La Spezia mette in mostra la cultura

Stanca di essere una cenerentola lasciata a casa dalla matrigna Genova, La Spezia è finalmente scesa in campo. Nel giro di pochi anni il capoluogo spezzino è diventato un attivo centro culturale. Mostre, concerti, conferenze, nuove gallerie: tutto lascia intendere che la Superba dovrebbe iniziare a guardarsi le spalle.
A questa rinascita ha contribuito l’apertura del Camec, Centro d’Arte Moderna e Contemporanea. Situato nel cuore della città, nell’ex tribunale (Piazza Cesare Battisti, numero 1), il museo vanta una ricca collezione permanente, frutto delle opere provenienti dal Premio del Golfo e dalle donazioni Cozzani e Battolini. A tutto questo si aggiunge la volontà del direttore, Bruno Corà, di promuovere grandi eventi.
Ecco spiegato il perché di tante ferie negate: al Camec sono in corso ben due mostre personali, nell’ambito del programma «Enclave», dedicato ai progetti d’artista. Protagonisti due nomi appartenenti alla stessa generazione, vessata dagli strascichi dell’informale. Entrambi sono «usciti dal coro» ritagliandosi spazi autonomi di riflessione e passando attraverso catartiche «purificazioni»: Gastini con un interesse analitico e Ranaldi coi film d’artista.
La mostra dedicata al torinese Marco Gastini (fino al 4 settembre) presenta un nucleo di lavori realizzati sui quattro elementi primari: aria, acqua, fuoco e terra. Opere recenti, che sono una summa e insieme una riflessione sul percorso dell’artista, da sempre attento allo spazio, al segno e alla materia. «Quando penso a un lavoro - spiega Gastini - penso a uno spazio, a uno spazio che sta attorno all’idea del lavoro».

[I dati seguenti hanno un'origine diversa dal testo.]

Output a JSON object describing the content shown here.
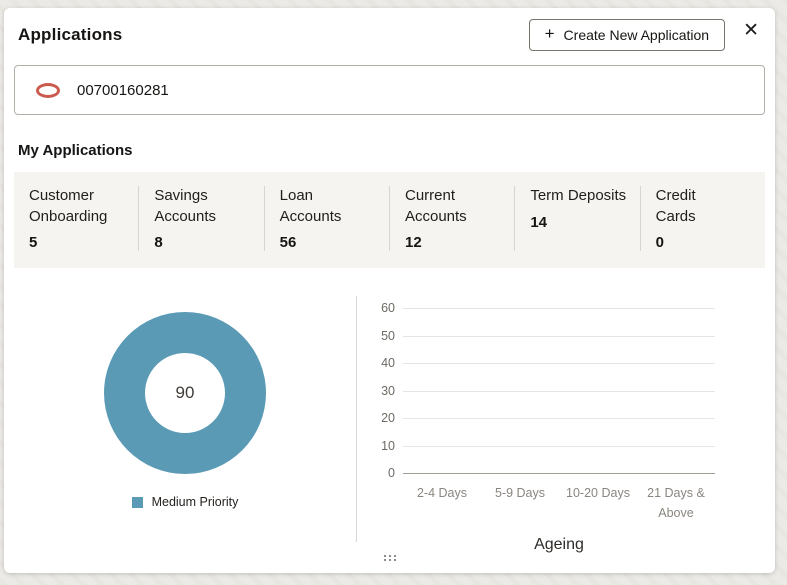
{
  "header": {
    "title": "Applications",
    "create_button": {
      "plus_icon": "+",
      "label": "Create New Application"
    },
    "close_icon": "✕"
  },
  "account_field": {
    "icon": "oracle-oval-icon",
    "value": "00700160281"
  },
  "section": {
    "title": "My Applications"
  },
  "stats": [
    {
      "line1": "Customer",
      "line2": "Onboarding",
      "value": "5"
    },
    {
      "line1": "Savings",
      "line2": "Accounts",
      "value": "8"
    },
    {
      "line1": "Loan",
      "line2": "Accounts",
      "value": "56"
    },
    {
      "line1": "Current",
      "line2": "Accounts",
      "value": "12"
    },
    {
      "line1": "Term Deposits",
      "line2": "",
      "value": "14"
    },
    {
      "line1": "Credit",
      "line2": "Cards",
      "value": "0"
    }
  ],
  "colors": {
    "accent_blue": "#5b9ab5",
    "oracle_red": "#ca5b4e",
    "stats_background": "#f5f4f1"
  },
  "chart_data": [
    {
      "type": "pie",
      "subtype": "donut",
      "series": [
        {
          "name": "Medium Priority",
          "value": 90
        }
      ],
      "center_label": "90",
      "colors": [
        "#5b9ab5"
      ],
      "legend": [
        "Medium Priority"
      ],
      "legend_position": "bottom"
    },
    {
      "type": "bar",
      "categories": [
        "2-4 Days",
        "5-9 Days",
        "10-20 Days",
        "21 Days & Above"
      ],
      "values": [
        0,
        0,
        0,
        0
      ],
      "title": "",
      "xlabel": "Ageing",
      "ylabel": "",
      "ylim": [
        0,
        60
      ],
      "yticks": [
        0,
        10,
        20,
        30,
        40,
        50,
        60
      ],
      "grid": true,
      "bar_color": "#5b9ab5"
    }
  ]
}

Nascono così le sue grandi opere, a metà tra pittura e scultura, ove entrano in gioco materiali come il piombo, l’alluminio, la carta ma anche nastri, tondini di ferro, carbone, carrube e legno. Ogni materiale diventa materia pittorica, evocazione e parola con cui aprire squarci nello spazio.
La seconda mostra è un progetto concepito ad hoc per l’occasione, «Dispositivi per l’ora d’aria» di Renato Ranaldi (fino al 15 settembre).
L’artista fiorentino riflette sui meccanismi che conducono l’arte a essere un pretesto per attirare clamore. Con installazioni-sculture di grande formato, Ranaldi invade gli spazi del Camec giocando a rimpiattino tra esasperazione e straniamento percettivo. Telai di quadri senza tele, dipinti di rosa e ammassati contro un muro formano un’enorme scultura. Scale dalle impossibili salite, sono alcune delle opere che costringono lo spettatore a mettere in discussione l’apparente tranquillità del reale.